(I pointed you here so your interesting question would get a wider audience. If you look back, you will see we went off on a bit of a tangent based on it!)
I think that it didn't have the impact of Tara's in the fandom because it was played down and lacked any fallout, due to no further episodes. It got basically lost.
In many ways, looking at it, it felt like kind of a cheap death-with-purchase. While I enjoyed Chosen more than I did most of S7, Anya's death was kind of an off note, not needed by the narrative except to say, look! People we knew who had names and were not slayers have also died!
I was expecting carnage in the last episode of Buffy. Tara's death took me completely by surprise.
You raise some very valid points but I'll have to disagree when you say that Anya's death was played down. Yes, it did occur at the very end of the series but the audience was led to believe that there would be more to Anya's story due to "Selfless." A truly wonderful ep that portended so much.
But next-to-nobody got any more story for a long time, so it was less of a loss. I would also be tempted to say that fandom was mourning the show as a whole, and so Anya's death was overshadowed by that.
Three other points:
- Also, I think the "Dead Lesbian" thing was, in fandom, a big factor.
- And that Anya was, for a lot of people, a lot more problematic, as a character, than Tara.
- While her story could easily have been continued, her story was, in some way, resolved. Even her death was organic to her own story (whereas Tara's was much more about other people's stories).
Anya's death was kind of an off note, not needed by the narrative except to say, look! People we knew who had names and were not slayers have also died!
Back when I was still a bit of a spoiler hound, the meta on Anya's death was that Emma Caufield volunteered to be kicked off if they wanted as she had no interest in continuing on in the Buffyverse in any manner. I don't think there were any plans before that, so, yeah, her death was kind of shoe-horned in. It wasn't played down, but it definitely didn't have the impact if would have if they'd had her die in Selfless or at some other point where there could have been some fallout from it.
Also, Anya really died in a moment of triumph, whereas Tara was collateral "sucks to be you!" damage.

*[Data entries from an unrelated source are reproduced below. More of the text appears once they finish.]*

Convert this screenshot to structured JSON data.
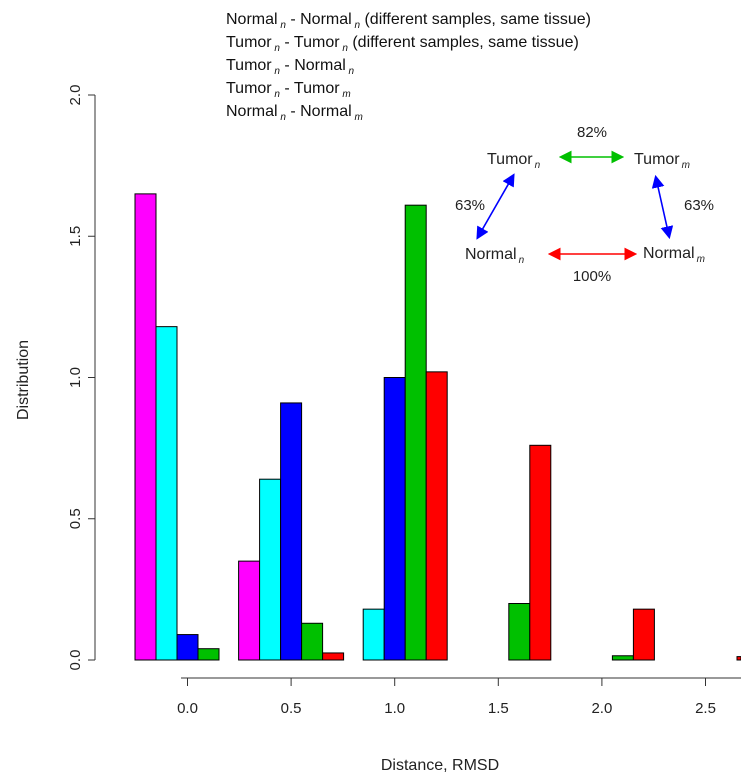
{
  "chart_data": {
    "type": "bar",
    "xlabel": "Distance, RMSD",
    "ylabel": "Distribution",
    "ylim": [
      0,
      2.0
    ],
    "y_ticks": [
      "0.0",
      "0.5",
      "1.0",
      "1.5",
      "2.0"
    ],
    "categories": [
      "0.0",
      "0.5",
      "1.0",
      "1.5",
      "2.0",
      "2.5"
    ],
    "x_ticks": [
      "0.0",
      "0.5",
      "1.0",
      "1.5",
      "2.0",
      "2.5"
    ],
    "series": [
      {
        "name": "Normal n - Normal n (different samples, same tissue)",
        "color": "#ff00ff",
        "values": [
          1.65,
          0.35,
          0.0,
          0.0,
          0.0,
          0.0
        ]
      },
      {
        "name": "Tumor n - Tumor n (different samples, same tissue)",
        "color": "#00ffff",
        "values": [
          1.18,
          0.64,
          0.18,
          0.0,
          0.0,
          0.0
        ]
      },
      {
        "name": "Tumor n - Normal n",
        "color": "#0000ff",
        "values": [
          0.09,
          0.91,
          1.0,
          0.0,
          0.0,
          0.0
        ]
      },
      {
        "name": "Tumor n - Tumor m",
        "color": "#00c000",
        "values": [
          0.04,
          0.13,
          1.61,
          0.2,
          0.015,
          0.0
        ]
      },
      {
        "name": "Normal n - Normal m",
        "color": "#ff0000",
        "values": [
          0.0,
          0.025,
          1.02,
          0.76,
          0.18,
          0.012
        ]
      }
    ],
    "grid": false,
    "legend_position": "top",
    "legend": [
      {
        "a": "Normal",
        "as": "n",
        "b": "Normal",
        "bs": "n",
        "note": "(different samples, same tissue)"
      },
      {
        "a": "Tumor",
        "as": "n",
        "b": "Tumor",
        "bs": "n",
        "note": "(different samples, same tissue)"
      },
      {
        "a": "Tumor",
        "as": "n",
        "b": "Normal",
        "bs": "n",
        "note": ""
      },
      {
        "a": "Tumor",
        "as": "n",
        "b": "Tumor",
        "bs": "m",
        "note": ""
      },
      {
        "a": "Normal",
        "as": "n",
        "b": "Normal",
        "bs": "m",
        "note": ""
      }
    ]
  },
  "diagram": {
    "nodes": {
      "tumor_n": {
        "label": "Tumor",
        "sub": "n"
      },
      "tumor_m": {
        "label": "Tumor",
        "sub": "m"
      },
      "normal_n": {
        "label": "Normal",
        "sub": "n"
      },
      "normal_m": {
        "label": "Normal",
        "sub": "m"
      }
    },
    "edges": {
      "top": {
        "percent": "82%",
        "color": "#00c000"
      },
      "left": {
        "percent": "63%",
        "color": "#0000ff"
      },
      "right": {
        "percent": "63%",
        "color": "#0000ff"
      },
      "bottom": {
        "percent": "100%",
        "color": "#ff0000"
      }
    }
  }
}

And at that point, Tara was pretty much the moral center of the show with everyone else taking turns hitting rock bottom around her. Anya, not so much, though she did manage to go through some personal redemption in that final season.
Anya ... did manage to go through some personal redemption in that final season.

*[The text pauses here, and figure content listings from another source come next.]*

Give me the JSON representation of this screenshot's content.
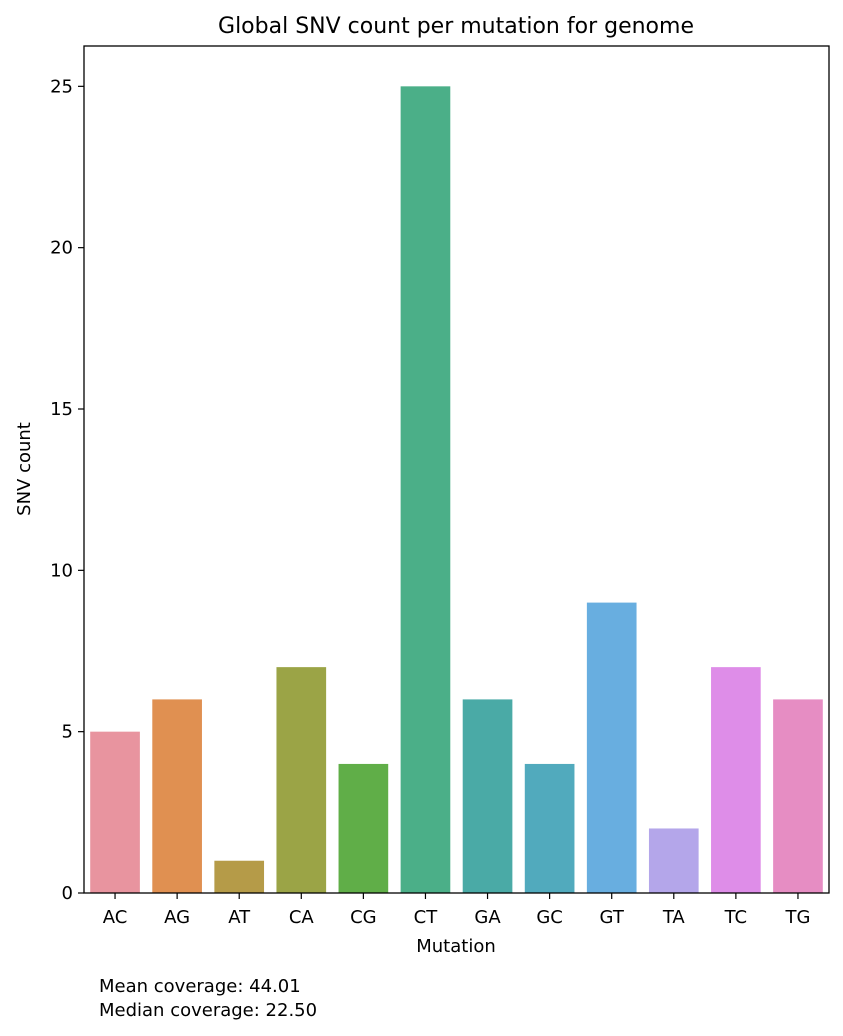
{
  "chart_data": {
    "type": "bar",
    "title": "Global SNV count per mutation for genome",
    "xlabel": "Mutation",
    "ylabel": "SNV count",
    "categories": [
      "AC",
      "AG",
      "AT",
      "CA",
      "CG",
      "CT",
      "GA",
      "GC",
      "GT",
      "TA",
      "TC",
      "TG"
    ],
    "values": [
      5,
      6,
      1,
      7,
      4,
      25,
      6,
      4,
      9,
      2,
      7,
      6
    ],
    "colors": [
      "#e8949f",
      "#e09051",
      "#b59b48",
      "#9ba446",
      "#60ae48",
      "#4baf88",
      "#4aaaa6",
      "#51aabd",
      "#68aee0",
      "#b4a6ea",
      "#de8de8",
      "#e68dc3"
    ],
    "ylim": [
      0,
      26.25
    ],
    "yticks": [
      0,
      5,
      10,
      15,
      20,
      25
    ],
    "grid": false
  },
  "footer": {
    "mean_coverage": "Mean coverage: 44.01",
    "median_coverage": "Median coverage: 22.50"
  }
}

What I have to ask is, why did she need so much in the way of personal redemption? She didn't leave anyone at the alter, she didn't subject anyone else to constant scorn. There were no irreversible deaths on her conscience lately, at least a whole lot less recently than Willow I can tell you that.
I guess what I find problematic is that-while acknowledging SailAweigh's insight into the show's inner workings-I think that it is a lot easier to mourn saints than those more problematic characters that make a good storytelling in general and Buffy in particular so compelling.
why did she need so much in the way of personal redemption
Over 1,000 years as a vengance demon.
Yeah, off the top of my head I'd say the tens or hundreds of thousands of people she gleefully brought suffering and death to might merit just a bit more in the way of amends than jilting someone at the altar.
Up until "Selfless" she showed almost no remorse about all the carnage she'd wrought. Even if D'Hoffryn did undo those particular deaths in the frat house, it doesn't whitewash the fact that she engineered them in the first place.
And unless I'm completely misremembering, Anya was pretty handy with the constant scorn right up until her death scene.